In November of 1985 I was in a car accident. I was hit by a drunk driver. At the time of the accident I had no idea that I was pregnant. When I found out, I remember being afraid to tell my parents. At that particular time in my life I was living with the father of the baby. Which my parents were not too happy about. I had stopped going to the Catholic church shortly after high school in 1982. Then I just basically stopped going altogether.
I had basically told God to get in the backseat because I wanted to be the driver in my life. I was 22 years old and I thought I had all the answers. I felt ashamed. I felt alone. My relationship with the father was not a healthy relationship and so I felt the only answer to my so called, “problem” was to have an abortion. I was very selfish in my thinking. I wasn’t thinking of the baby that was beginning her life inside of my womb.
On January 13, 1986 I had an abortion. A decision that I would come to regret for the rest of my life.
There has not been one day that has gone by since my abortion that I have not thought about my child. What she would have looked like? I will never hear her call me “mom” for the first time. I will never see her take her first steps. My parents have one less grandchild to love. With one selfish decision I changed the course of my family tree forever. And for what? Did it make my life better? No. In fact things got worse. I became very depressed and many times I thought of committing suicide. Although, I never shared this information with anybody close to me. Six months after my abortion I married the father thinking I was going to right a wrong. They say statistically that relationships fall apart with the father after a woman has an abortion. Mine certainly did for many reasons. It was not a marriage with a solid Christian foundation. The marriage ended in divorce after almost 3 years and then I went through the painful experience of an annulment process.

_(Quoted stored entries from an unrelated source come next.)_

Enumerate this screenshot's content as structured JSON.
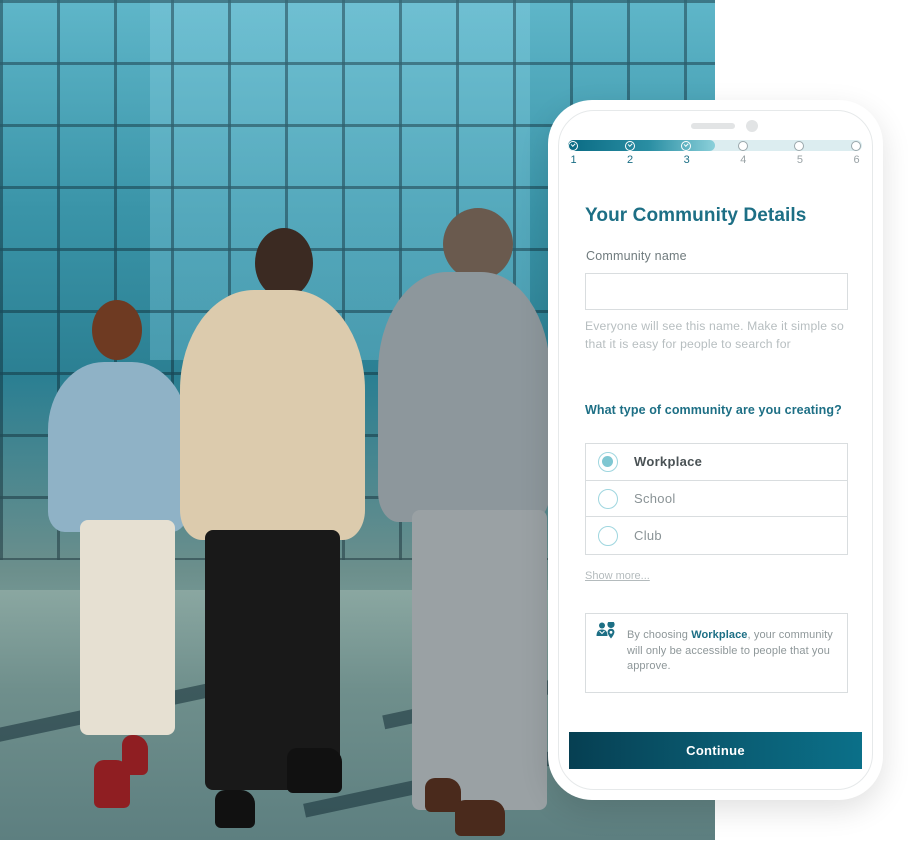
{
  "background_photo": {
    "description": "Three business people walking toward a glass office building"
  },
  "progress": {
    "current_step": 3,
    "total_steps": 6,
    "completed_fraction": 0.5,
    "steps": [
      {
        "label": "1",
        "status": "done"
      },
      {
        "label": "2",
        "status": "done"
      },
      {
        "label": "3",
        "status": "done"
      },
      {
        "label": "4",
        "status": "pending"
      },
      {
        "label": "5",
        "status": "pending"
      },
      {
        "label": "6",
        "status": "pending"
      }
    ]
  },
  "form": {
    "title": "Your Community Details",
    "name_label": "Community name",
    "name_value": "",
    "name_placeholder": "",
    "name_helper": "Everyone will see this name. Make it simple so that it is easy for people to search for",
    "type_question": "What type of community are you creating?",
    "type_options": [
      {
        "label": "Workplace",
        "selected": true
      },
      {
        "label": "School",
        "selected": false
      },
      {
        "label": "Club",
        "selected": false
      }
    ],
    "show_more": "Show more...",
    "info": {
      "icon": "user-location-icon",
      "prefix": "By choosing ",
      "highlight": "Workplace",
      "suffix": ", your community will only be accessible to people that you approve."
    },
    "continue_label": "Continue"
  },
  "colors": {
    "accent": "#1d6f85",
    "button_start": "#063f52",
    "button_end": "#0b7089",
    "radio": "#7fc7d2"
  }
}
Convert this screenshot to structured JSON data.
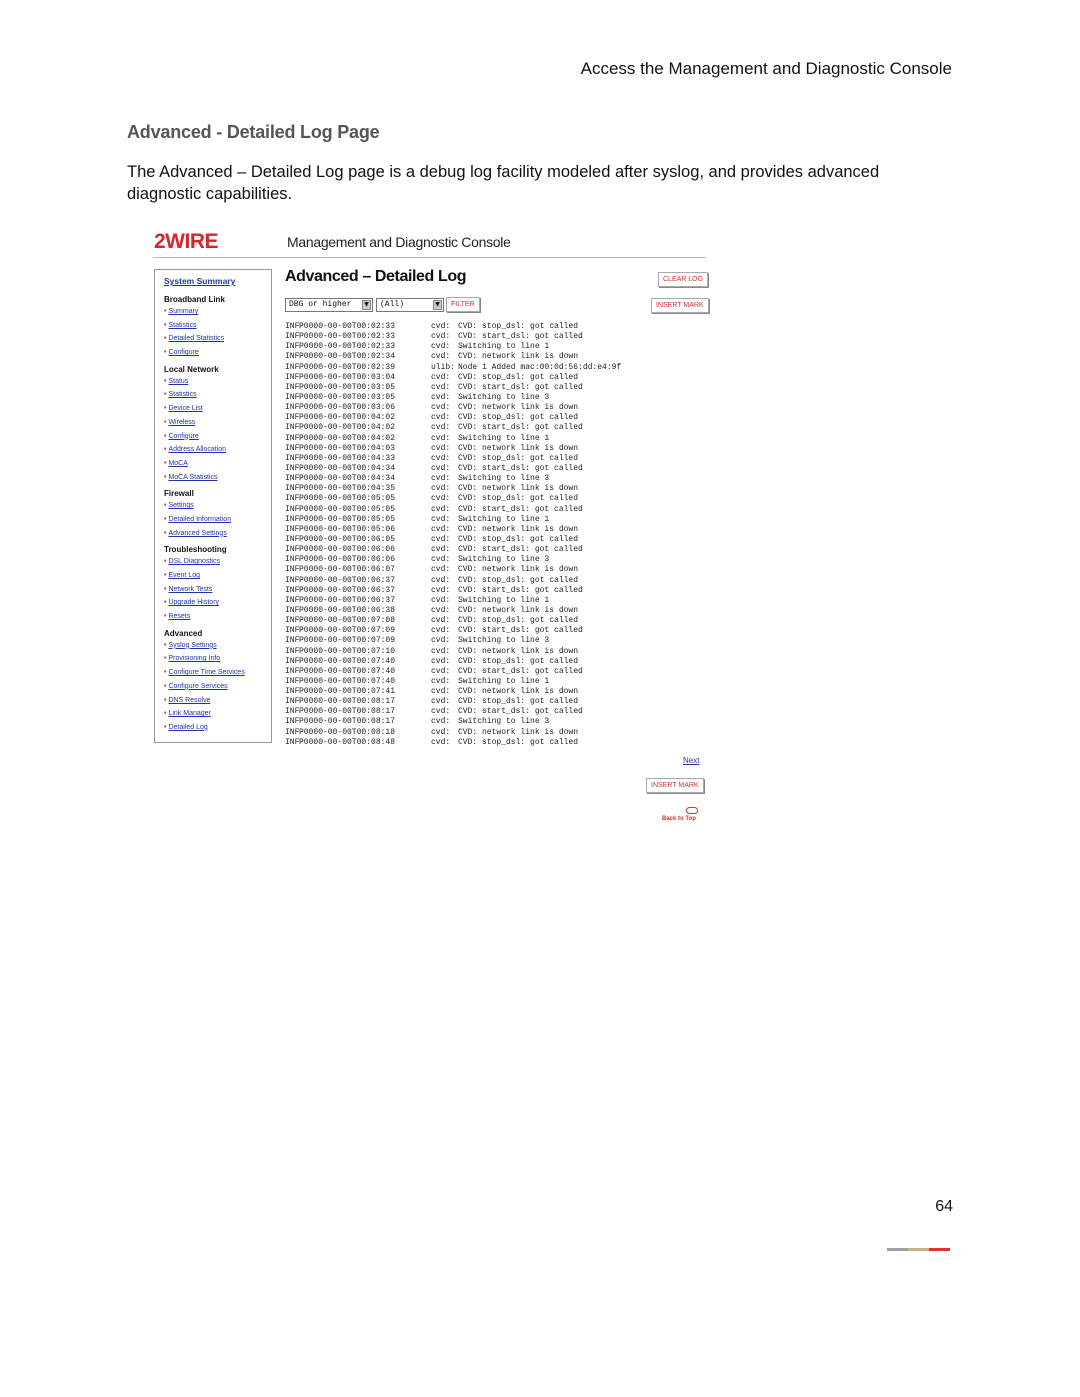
{
  "doc": {
    "header": "Access the Management and Diagnostic Console",
    "section_title": "Advanced - Detailed Log Page",
    "intro": "The Advanced – Detailed Log page is a debug log facility modeled after syslog, and provides advanced diagnostic capabilities.",
    "page_number": "64",
    "footer_colors": [
      "#a0a0a0",
      "#c8b48c",
      "#e0342c"
    ]
  },
  "console": {
    "brand": "2WIRE",
    "title": "Management and Diagnostic Console",
    "page_title": "Advanced – Detailed Log",
    "buttons": {
      "clear_log": "CLEAR LOG",
      "insert_mark": "INSERT MARK",
      "filter": "FILTER",
      "insert_mark_bottom": "INSERT MARK"
    },
    "filters": {
      "level": "DBG or higher",
      "source": "(All)"
    },
    "next": "Next",
    "back_to_top": "Back to Top",
    "sidebar": {
      "system_summary": "System Summary",
      "groups": [
        {
          "title": "Broadband Link",
          "items": [
            "Summary",
            "Statistics",
            "Detailed Statistics",
            "Configure"
          ]
        },
        {
          "title": "Local Network",
          "items": [
            "Status",
            "Statistics",
            "Device List",
            "Wireless",
            "Configure",
            "Address Allocation",
            "MoCA",
            "MoCA Statistics"
          ]
        },
        {
          "title": "Firewall",
          "items": [
            "Settings",
            "Detailed Information",
            "Advanced Settings"
          ]
        },
        {
          "title": "Troubleshooting",
          "items": [
            "DSL Diagnostics",
            "Event Log",
            "Network Tests",
            "Upgrade History",
            "Resets"
          ]
        },
        {
          "title": "Advanced",
          "items": [
            "Syslog Settings",
            "Provisioning Info",
            "Configure Time Services",
            "Configure Services",
            "DNS Resolve",
            "Link Manager",
            "Detailed Log"
          ]
        }
      ]
    },
    "log": [
      [
        "INF",
        "P0000-00-00T00:02:33",
        "cvd:",
        "CVD: stop_dsl: got called"
      ],
      [
        "INF",
        "P0000-00-00T00:02:33",
        "cvd:",
        "CVD: start_dsl: got called"
      ],
      [
        "INF",
        "P0000-00-00T00:02:33",
        "cvd:",
        "Switching to line 1"
      ],
      [
        "INF",
        "P0000-00-00T00:02:34",
        "cvd:",
        "CVD: network link is down"
      ],
      [
        "INF",
        "P0000-00-00T00:02:39",
        "ulib:",
        "Node 1 Added mac:00:0d:56:dd:e4:9f"
      ],
      [
        "INF",
        "P0000-00-00T00:03:04",
        "cvd:",
        "CVD: stop_dsl: got called"
      ],
      [
        "INF",
        "P0000-00-00T00:03:05",
        "cvd:",
        "CVD: start_dsl: got called"
      ],
      [
        "INF",
        "P0000-00-00T00:03:05",
        "cvd:",
        "Switching to line 3"
      ],
      [
        "INF",
        "P0000-00-00T00:03:06",
        "cvd:",
        "CVD: network link is down"
      ],
      [
        "INF",
        "P0000-00-00T00:04:02",
        "cvd:",
        "CVD: stop_dsl: got called"
      ],
      [
        "INF",
        "P0000-00-00T00:04:02",
        "cvd:",
        "CVD: start_dsl: got called"
      ],
      [
        "INF",
        "P0000-00-00T00:04:02",
        "cvd:",
        "Switching to line 1"
      ],
      [
        "INF",
        "P0000-00-00T00:04:03",
        "cvd:",
        "CVD: network link is down"
      ],
      [
        "INF",
        "P0000-00-00T00:04:33",
        "cvd:",
        "CVD: stop_dsl: got called"
      ],
      [
        "INF",
        "P0000-00-00T00:04:34",
        "cvd:",
        "CVD: start_dsl: got called"
      ],
      [
        "INF",
        "P0000-00-00T00:04:34",
        "cvd:",
        "Switching to line 3"
      ],
      [
        "INF",
        "P0000-00-00T00:04:35",
        "cvd:",
        "CVD: network link is down"
      ],
      [
        "INF",
        "P0000-00-00T00:05:05",
        "cvd:",
        "CVD: stop_dsl: got called"
      ],
      [
        "INF",
        "P0000-00-00T00:05:05",
        "cvd:",
        "CVD: start_dsl: got called"
      ],
      [
        "INF",
        "P0000-00-00T00:05:05",
        "cvd:",
        "Switching to line 1"
      ],
      [
        "INF",
        "P0000-00-00T00:05:06",
        "cvd:",
        "CVD: network link is down"
      ],
      [
        "INF",
        "P0000-00-00T00:06:05",
        "cvd:",
        "CVD: stop_dsl: got called"
      ],
      [
        "INF",
        "P0000-00-00T00:06:06",
        "cvd:",
        "CVD: start_dsl: got called"
      ],
      [
        "INF",
        "P0000-00-00T00:06:06",
        "cvd:",
        "Switching to line 3"
      ],
      [
        "INF",
        "P0000-00-00T00:06:07",
        "cvd:",
        "CVD: network link is down"
      ],
      [
        "INF",
        "P0000-00-00T00:06:37",
        "cvd:",
        "CVD: stop_dsl: got called"
      ],
      [
        "INF",
        "P0000-00-00T00:06:37",
        "cvd:",
        "CVD: start_dsl: got called"
      ],
      [
        "INF",
        "P0000-00-00T00:06:37",
        "cvd:",
        "Switching to line 1"
      ],
      [
        "INF",
        "P0000-00-00T00:06:38",
        "cvd:",
        "CVD: network link is down"
      ],
      [
        "INF",
        "P0000-00-00T00:07:08",
        "cvd:",
        "CVD: stop_dsl: got called"
      ],
      [
        "INF",
        "P0000-00-00T00:07:09",
        "cvd:",
        "CVD: start_dsl: got called"
      ],
      [
        "INF",
        "P0000-00-00T00:07:09",
        "cvd:",
        "Switching to line 3"
      ],
      [
        "INF",
        "P0000-00-00T00:07:10",
        "cvd:",
        "CVD: network link is down"
      ],
      [
        "INF",
        "P0000-00-00T00:07:40",
        "cvd:",
        "CVD: stop_dsl: got called"
      ],
      [
        "INF",
        "P0000-00-00T00:07:40",
        "cvd:",
        "CVD: start_dsl: got called"
      ],
      [
        "INF",
        "P0000-00-00T00:07:40",
        "cvd:",
        "Switching to line 1"
      ],
      [
        "INF",
        "P0000-00-00T00:07:41",
        "cvd:",
        "CVD: network link is down"
      ],
      [
        "INF",
        "P0000-00-00T00:08:17",
        "cvd:",
        "CVD: stop_dsl: got called"
      ],
      [
        "INF",
        "P0000-00-00T00:08:17",
        "cvd:",
        "CVD: start_dsl: got called"
      ],
      [
        "INF",
        "P0000-00-00T00:08:17",
        "cvd:",
        "Switching to line 3"
      ],
      [
        "INF",
        "P0000-00-00T00:08:18",
        "cvd:",
        "CVD: network link is down"
      ],
      [
        "INF",
        "P0000-00-00T00:08:48",
        "cvd:",
        "CVD: stop_dsl: got called"
      ]
    ]
  }
}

I have had many experiences of healing through God's infinite love and mercy over the years. Some of those healing moments have come about through my music ministry. Sharing with other women the pain of having an abortion. There is nothing I can do to bring my daughter back. I can’t change what I did but God can turn something negative into something positive for His glory. This I believe.
It was shortly after I finally had the courage to tell my mother that I had had an abortion that she had a dream that I had a little girl. So I named her Elizabeth and I asked God for confirmation. God has confirmed this many times over the years. Since my music ministry started in 1990 with my conversion back to the Catholic church by way of the Blessed Mother I have had many moments of healing.
The first one was through the sacrament of reconciliation. Two years after my abortion after returning to the church I knew that if I wanted to come back to the fullness of my Catholic faith I had to go to confession. I was so afraid. I was afraid that I would be rejected by the priest and sent away. But that is not what Jesus does in the sacrament of reconciliation. This is where His mercy flows through the gift that has been given to the priest. It is not the priest who forgives. It is Jesus. And this would be just the beginning of the healing process for me. I remember being in the confessional for over an hour and the tears would not stop flowing. I was so sorry for what I had done. After, I felt the weight of this sin lifted from my shoulders. I felt forgiven and free from the bondage of this sin. No longer did I have to listen to the enemy tell me that God did not love me anymore for what I had done. Jesus paid the price on the cross and He wrapped his loving arms around me that day in the confessional. I was a new person in Christ.
Some years later I went on a retreat for women who have had abortions. It was an incredible weekend of healing. You see, even though I knew that God forgave me for the sin, a mother never forgets her child. Her due date was August 13th. So every August 13th I think of her and especially on January 13th. These dates are still difficult for me sometimes. It is only with God’s grace that I have been able to heal over the years.
The other healing experiences have happened after sharing my testimony in concert or as a speaker. Over the years there would be young girls that would come up to me after a concert and compliment my singing or just give me a hug. Sometimes they would be the same age as my daughter would have been. When I would ask them what their name was they would say, “Elizabeth”. This has happened on many occasions.
The song "Whispers From Heaven" is an aborted child speaking to her mother from heaven. It is a gift from my daughter. The words were written by a nun and I wrote the music. The words were handed to me on a prayer card many years ago after a Pro-life concert I had done in Virginia. I had tucked the card away in my purse and one day after a Divine Mercy conference I was singing at, the prayer card fell onto the ground out of my purse when I was trying to find my keys. I finally read the words. It was as if I was hearing my daughters voice for the first time speaking to me from heaven. I just happen to have my guitar with me so I sat down because a melody was playing in my head. I wrote the music in about 10 minutes right there on the side walk.
One time I was speaking at a Magnifcat breakfast for women and after giving my testimony this pregnant woman came up to me and told me that this was her and her husband’s fourth child. She was contemplating having an abortion for financial reasons but after hearing my testimony she knew that she couldn’t go through with it and that was not the answer. We both cried and I gave her a big hug. Praise God! One baby saved!
I believe with all my heart that this song is my daughters way of being a part of my ministry. I love her so much. One day I look forward to meeting her in heaven. This song has brought healing to many women who regret having an abortion. This is my ministry. To tell others about God's mercy and forgiveness. It is never too late for God’s mercy.